Respectful play

"I have an 8 year old boy and a 6 year old boy and an 18 month old girl. One of the most frustrating things for me is when I’m trying to talk to my boys and give instructions and they ignore me by rough housing with each other or by joking and laughing at each other or at me. What do you do when you ask them to do something in a kind, yet serious way, and they say “no” or laugh and joke around? I feel like they are showing no respect for me in this situation and I get very frustrated and even angry. Thank you."

It sounds like your children don't have the Four Basics down. If you tell them to stop playing rough and being silly, that is a no answer. They need to either say OK and be OK with your answer, or ask to disagree appropriately. Review the the four basics in the Four Basics/Steps category at the right.

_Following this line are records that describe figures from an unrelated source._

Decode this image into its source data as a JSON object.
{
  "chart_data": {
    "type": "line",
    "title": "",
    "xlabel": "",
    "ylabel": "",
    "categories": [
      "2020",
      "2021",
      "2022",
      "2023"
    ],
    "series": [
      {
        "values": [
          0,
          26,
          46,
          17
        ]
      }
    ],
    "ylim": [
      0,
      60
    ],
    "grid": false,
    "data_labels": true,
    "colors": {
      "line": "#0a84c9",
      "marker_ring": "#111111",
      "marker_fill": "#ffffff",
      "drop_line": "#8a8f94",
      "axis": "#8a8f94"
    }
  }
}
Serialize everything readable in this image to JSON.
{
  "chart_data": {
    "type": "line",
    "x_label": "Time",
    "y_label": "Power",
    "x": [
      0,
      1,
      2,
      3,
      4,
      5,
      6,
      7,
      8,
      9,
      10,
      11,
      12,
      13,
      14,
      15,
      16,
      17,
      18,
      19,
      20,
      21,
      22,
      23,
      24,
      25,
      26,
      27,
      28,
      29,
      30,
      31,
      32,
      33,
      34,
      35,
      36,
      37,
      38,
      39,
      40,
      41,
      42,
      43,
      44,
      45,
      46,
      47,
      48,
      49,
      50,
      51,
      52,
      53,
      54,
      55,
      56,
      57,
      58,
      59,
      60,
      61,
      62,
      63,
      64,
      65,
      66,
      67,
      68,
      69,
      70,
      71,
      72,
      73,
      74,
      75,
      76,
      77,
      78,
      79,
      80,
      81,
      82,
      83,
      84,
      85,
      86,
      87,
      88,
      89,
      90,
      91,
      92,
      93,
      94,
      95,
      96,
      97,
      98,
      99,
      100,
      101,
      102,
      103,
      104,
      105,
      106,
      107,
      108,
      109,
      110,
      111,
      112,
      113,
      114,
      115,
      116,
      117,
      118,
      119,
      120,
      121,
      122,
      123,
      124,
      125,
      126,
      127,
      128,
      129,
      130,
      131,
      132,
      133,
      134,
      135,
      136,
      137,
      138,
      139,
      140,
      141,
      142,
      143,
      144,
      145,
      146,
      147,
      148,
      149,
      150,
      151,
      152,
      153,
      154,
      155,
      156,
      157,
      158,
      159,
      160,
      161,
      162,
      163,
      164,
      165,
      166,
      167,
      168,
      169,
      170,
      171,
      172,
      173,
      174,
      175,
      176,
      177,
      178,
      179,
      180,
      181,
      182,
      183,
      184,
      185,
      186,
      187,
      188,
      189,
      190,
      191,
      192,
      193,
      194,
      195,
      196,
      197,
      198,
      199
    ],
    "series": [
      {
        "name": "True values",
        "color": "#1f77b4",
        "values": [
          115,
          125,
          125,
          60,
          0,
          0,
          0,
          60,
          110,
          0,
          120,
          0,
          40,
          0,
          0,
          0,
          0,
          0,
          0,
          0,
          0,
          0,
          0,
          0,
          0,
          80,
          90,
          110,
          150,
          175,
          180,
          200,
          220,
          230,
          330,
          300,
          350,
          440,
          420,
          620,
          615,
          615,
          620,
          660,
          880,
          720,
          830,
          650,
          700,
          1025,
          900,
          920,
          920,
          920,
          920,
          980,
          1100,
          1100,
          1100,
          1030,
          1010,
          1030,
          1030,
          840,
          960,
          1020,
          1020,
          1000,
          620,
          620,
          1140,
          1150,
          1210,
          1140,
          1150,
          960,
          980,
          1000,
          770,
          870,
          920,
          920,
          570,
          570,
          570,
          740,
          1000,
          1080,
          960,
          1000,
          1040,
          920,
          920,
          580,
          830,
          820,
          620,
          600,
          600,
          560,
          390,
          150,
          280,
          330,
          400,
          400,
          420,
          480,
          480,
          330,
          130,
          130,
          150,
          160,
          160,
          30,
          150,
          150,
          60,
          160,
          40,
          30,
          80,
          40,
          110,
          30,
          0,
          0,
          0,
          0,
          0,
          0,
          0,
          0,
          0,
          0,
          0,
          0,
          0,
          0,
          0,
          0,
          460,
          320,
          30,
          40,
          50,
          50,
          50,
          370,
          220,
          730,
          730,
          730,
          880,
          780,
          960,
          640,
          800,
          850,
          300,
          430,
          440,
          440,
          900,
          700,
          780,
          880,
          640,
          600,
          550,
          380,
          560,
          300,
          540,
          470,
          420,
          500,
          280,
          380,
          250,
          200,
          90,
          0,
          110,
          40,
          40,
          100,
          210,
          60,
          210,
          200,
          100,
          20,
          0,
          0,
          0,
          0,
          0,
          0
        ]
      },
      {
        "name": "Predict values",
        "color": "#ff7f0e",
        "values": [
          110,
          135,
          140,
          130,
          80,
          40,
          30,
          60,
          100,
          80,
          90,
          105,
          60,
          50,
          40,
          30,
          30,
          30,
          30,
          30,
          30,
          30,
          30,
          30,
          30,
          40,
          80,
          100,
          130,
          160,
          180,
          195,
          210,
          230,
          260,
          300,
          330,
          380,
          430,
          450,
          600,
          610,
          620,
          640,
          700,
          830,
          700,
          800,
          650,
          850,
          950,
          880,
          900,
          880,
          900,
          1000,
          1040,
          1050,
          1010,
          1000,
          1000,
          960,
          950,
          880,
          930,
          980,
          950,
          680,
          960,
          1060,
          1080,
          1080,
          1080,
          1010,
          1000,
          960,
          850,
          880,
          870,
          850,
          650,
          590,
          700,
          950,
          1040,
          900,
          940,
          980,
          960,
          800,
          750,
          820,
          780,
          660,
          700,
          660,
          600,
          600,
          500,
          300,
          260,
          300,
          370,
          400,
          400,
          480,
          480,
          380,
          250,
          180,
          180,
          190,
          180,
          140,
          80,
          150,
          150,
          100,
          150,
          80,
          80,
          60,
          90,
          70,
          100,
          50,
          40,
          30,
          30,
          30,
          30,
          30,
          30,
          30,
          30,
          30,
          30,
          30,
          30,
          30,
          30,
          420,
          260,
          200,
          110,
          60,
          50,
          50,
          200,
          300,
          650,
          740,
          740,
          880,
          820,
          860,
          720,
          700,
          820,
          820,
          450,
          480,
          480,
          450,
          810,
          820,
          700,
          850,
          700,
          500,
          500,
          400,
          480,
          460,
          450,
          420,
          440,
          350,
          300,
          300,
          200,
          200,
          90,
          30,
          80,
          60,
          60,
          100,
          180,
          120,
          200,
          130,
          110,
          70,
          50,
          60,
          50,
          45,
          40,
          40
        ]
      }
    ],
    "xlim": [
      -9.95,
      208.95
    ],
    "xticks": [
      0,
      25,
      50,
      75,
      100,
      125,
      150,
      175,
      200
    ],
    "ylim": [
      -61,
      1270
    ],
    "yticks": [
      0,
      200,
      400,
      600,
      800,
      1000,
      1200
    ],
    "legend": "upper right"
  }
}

If you tell them that they need to do something and they don't say OK and do it or ask to disagree appropriately, then they are not following instructions. You should immediately go into a corrective teaching and they should earn whatever your family has determined is appropriate for a minor offense.

Stay consistent.

Note: There is a place for rough play. It is a healthy part of childhood. I just make sure that my children know that if they choose to play rough, then they could and might get hurt, so they need to be tough about whatever happens. They also know that if someone does get hurt, the natural consequence is that the rough play has to stop. I hada previous post about this. I think it was called "Fun".

Note #2: Play should never be rude or disrespectful. If your family is using sarcasm, or rude jokes about you or each other, as fun time, then your family might have lost sight of the family vision. These kinds of jokes are prideful and take the Spirit of love from your home. Even if they are in fun, the jokes still disconnect the family from each other.

Engaging in this kind of play or conversation is bad family relations. I would make a certain standard in the home for how you will speak to each other with love and respect and what sort of jokes are appropriate. They have probably seen someone joke that way before, and the person got laughs, so they want to be the funny ones and mimic the style of the other person. People who get in the habit of telling rude or sarcastic jokes are never respected and often find themselves in situations where people are angry at them or aren't comfortable around them. I wouldn't want that for my children, so I teach them how to communicate respectfully and appropriately. Psst! this has to be re-taught at different phases of development.